J Emerg Med. 2020 Oct 6:S0736-4679(20)30947-1. doi: 10.1016/j.jemermed.2020.09.013. Online ahead of print.
BACKGROUND: Urinary tract infection (UTI) is the second most common infection requiring intensive care unit (ICU) admission in emergency department (ED) patients. Optimal empiric management for health care-associated (HCA) UTI is unclear, particularly in the critically ill.
OBJECTIVE: To compare clinical failure of broad vs. narrow antibiotic selection in the ED for patients presenting with HCA UTI admitted to the ICU.
METHODS: Observational cohort of patients started on empiric antibiotic for UTI with at least one HCA risk factor (recurrent UTI, chronic urinary catheter or dialysis, urologic procedures, previous antibiotic exposure, hospitalization, or group facility residence). Broad antibiotics covered Pseudomonas spp. and extended-spectrum beta-lactamase. Clinical failure was a composite of multiorgan dysfunction (MODS) by day 2 and in-hospital mortality. Secondary outcomes were length of stay (LOS), readmission, recurrent infection, development of multidrug-resistant organisms, and Clostridium difficile infection. Associations were reported with odds ratios (OR) and 95% confidence intervals (CI).

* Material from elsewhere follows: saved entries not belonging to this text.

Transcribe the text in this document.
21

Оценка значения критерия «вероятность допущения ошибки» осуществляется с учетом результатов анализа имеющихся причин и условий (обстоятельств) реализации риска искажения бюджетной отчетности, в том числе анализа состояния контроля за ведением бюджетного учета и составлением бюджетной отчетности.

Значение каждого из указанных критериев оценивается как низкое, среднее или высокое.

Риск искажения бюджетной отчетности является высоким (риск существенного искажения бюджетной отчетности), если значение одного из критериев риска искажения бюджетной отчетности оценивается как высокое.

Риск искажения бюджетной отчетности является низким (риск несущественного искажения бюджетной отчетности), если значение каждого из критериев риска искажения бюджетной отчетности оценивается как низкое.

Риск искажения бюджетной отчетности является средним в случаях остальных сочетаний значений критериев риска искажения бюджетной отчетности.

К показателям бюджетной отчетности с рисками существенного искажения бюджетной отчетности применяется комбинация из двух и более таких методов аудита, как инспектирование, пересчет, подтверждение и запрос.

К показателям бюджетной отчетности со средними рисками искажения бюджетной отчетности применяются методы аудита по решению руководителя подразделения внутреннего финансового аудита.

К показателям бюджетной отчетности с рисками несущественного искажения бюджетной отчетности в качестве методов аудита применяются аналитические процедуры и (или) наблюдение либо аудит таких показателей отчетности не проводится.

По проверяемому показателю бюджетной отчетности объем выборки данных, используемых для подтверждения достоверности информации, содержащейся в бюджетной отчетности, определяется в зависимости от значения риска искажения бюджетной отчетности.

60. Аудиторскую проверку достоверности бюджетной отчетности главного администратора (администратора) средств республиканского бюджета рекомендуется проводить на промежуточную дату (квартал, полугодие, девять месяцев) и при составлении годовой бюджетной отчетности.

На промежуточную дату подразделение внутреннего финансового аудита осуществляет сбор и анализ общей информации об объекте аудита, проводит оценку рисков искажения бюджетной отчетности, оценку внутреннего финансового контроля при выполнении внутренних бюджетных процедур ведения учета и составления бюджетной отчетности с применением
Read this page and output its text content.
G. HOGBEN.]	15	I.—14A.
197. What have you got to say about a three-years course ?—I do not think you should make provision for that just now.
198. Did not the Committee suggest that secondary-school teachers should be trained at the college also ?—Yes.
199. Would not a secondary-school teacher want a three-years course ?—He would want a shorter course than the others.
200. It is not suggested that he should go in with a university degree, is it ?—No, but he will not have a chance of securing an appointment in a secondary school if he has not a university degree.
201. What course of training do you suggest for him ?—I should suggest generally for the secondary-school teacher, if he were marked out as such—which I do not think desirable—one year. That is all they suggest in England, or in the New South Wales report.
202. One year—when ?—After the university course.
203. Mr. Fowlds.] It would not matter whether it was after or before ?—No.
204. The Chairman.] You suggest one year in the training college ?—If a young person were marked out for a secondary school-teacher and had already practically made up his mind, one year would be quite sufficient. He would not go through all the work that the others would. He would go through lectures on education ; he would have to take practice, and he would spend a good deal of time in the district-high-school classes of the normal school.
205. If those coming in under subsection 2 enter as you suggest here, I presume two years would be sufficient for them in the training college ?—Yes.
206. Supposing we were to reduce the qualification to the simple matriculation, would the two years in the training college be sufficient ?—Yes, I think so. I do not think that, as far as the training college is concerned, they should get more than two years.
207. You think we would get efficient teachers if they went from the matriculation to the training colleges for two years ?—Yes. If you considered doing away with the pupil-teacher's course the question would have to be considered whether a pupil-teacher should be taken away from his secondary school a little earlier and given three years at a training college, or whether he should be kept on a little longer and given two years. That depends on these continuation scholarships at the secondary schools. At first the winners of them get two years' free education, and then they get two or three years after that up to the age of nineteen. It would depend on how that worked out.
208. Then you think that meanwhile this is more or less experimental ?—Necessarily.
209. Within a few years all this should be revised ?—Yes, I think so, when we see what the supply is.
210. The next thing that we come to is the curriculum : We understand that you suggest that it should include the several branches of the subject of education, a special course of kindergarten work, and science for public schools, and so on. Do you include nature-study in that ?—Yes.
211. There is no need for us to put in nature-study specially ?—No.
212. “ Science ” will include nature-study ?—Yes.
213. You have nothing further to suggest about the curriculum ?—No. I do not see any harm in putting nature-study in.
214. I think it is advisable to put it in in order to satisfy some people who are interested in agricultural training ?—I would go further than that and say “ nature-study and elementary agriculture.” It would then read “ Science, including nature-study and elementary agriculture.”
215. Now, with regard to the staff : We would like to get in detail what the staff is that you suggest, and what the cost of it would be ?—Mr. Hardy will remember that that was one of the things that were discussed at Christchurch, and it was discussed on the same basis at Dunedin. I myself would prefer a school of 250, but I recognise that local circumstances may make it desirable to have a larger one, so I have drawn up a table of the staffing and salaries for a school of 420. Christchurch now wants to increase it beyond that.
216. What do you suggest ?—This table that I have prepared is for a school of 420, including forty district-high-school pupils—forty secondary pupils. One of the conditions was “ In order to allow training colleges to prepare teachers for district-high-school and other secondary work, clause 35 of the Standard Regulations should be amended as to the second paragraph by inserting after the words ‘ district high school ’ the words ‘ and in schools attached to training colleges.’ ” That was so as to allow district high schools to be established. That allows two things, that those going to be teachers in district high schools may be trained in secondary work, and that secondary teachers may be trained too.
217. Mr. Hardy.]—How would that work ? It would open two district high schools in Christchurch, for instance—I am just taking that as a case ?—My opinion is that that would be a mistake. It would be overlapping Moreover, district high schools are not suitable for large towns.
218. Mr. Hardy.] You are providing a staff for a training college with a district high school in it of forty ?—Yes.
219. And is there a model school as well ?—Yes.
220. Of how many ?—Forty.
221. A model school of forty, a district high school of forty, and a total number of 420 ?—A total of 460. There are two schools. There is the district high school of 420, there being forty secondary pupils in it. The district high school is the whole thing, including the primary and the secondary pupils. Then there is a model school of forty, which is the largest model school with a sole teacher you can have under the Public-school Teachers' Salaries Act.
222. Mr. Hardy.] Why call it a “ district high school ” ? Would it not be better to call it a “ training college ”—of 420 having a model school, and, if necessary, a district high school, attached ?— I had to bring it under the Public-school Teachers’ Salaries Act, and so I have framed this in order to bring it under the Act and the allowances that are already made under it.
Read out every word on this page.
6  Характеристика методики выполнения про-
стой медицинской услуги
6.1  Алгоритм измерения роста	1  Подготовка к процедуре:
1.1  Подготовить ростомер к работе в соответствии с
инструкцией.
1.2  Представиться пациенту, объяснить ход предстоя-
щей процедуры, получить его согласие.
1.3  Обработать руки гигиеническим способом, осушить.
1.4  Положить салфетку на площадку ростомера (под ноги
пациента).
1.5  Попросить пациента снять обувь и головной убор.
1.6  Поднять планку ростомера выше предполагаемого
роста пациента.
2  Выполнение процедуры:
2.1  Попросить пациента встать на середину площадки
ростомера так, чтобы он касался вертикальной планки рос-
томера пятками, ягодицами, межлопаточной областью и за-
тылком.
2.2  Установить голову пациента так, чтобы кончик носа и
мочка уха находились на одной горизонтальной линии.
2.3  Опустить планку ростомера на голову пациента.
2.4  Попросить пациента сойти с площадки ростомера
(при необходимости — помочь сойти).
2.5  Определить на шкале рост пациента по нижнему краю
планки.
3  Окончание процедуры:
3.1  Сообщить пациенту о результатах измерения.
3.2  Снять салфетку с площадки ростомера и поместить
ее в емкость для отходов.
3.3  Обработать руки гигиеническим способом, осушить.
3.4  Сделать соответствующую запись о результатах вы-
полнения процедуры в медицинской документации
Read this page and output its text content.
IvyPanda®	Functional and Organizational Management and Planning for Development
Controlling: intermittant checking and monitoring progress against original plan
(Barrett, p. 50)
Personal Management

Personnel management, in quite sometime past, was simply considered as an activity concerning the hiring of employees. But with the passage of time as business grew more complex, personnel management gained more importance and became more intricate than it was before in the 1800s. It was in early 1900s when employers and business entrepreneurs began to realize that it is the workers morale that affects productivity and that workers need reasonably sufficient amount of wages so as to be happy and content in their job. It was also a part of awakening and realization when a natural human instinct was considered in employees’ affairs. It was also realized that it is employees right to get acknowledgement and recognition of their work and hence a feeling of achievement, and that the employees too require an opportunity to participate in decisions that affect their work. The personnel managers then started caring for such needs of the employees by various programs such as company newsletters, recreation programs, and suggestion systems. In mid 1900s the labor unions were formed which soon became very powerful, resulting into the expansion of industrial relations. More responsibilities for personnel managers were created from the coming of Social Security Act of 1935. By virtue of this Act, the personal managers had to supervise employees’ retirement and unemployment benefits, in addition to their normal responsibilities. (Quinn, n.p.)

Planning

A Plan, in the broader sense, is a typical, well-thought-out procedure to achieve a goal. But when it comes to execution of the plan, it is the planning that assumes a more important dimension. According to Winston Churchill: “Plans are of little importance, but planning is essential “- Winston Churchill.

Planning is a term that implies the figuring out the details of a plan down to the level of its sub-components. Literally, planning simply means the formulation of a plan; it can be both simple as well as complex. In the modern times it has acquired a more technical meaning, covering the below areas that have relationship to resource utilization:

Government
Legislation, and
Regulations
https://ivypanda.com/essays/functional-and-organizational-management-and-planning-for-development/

RESULTS: There were 272 patients included; 196 (72.1%) received broad and 76 (27.9%) received narrow therapy. There was no association between antibiotic selection and clinical failure (OR 1.05, 95% CI 0.5-2.25, p = 0.89) or between antibiotic selection and number of HCA risk factors (OR 0.98, 95% CI 0.73-1.31, p = 0.87). There was an association between clinical failure and MODS on ICU admission (OR 9.14, 95% CI 4.70-17.78, p < 0.001). Hospital LOS and readmission did not differ between antibiotic groups.
CONCLUSION: Initial empiric broad or narrow antibiotic coverage in HCA UTI patients who presented to the ED and required ICU admission had similar clinical outcomes.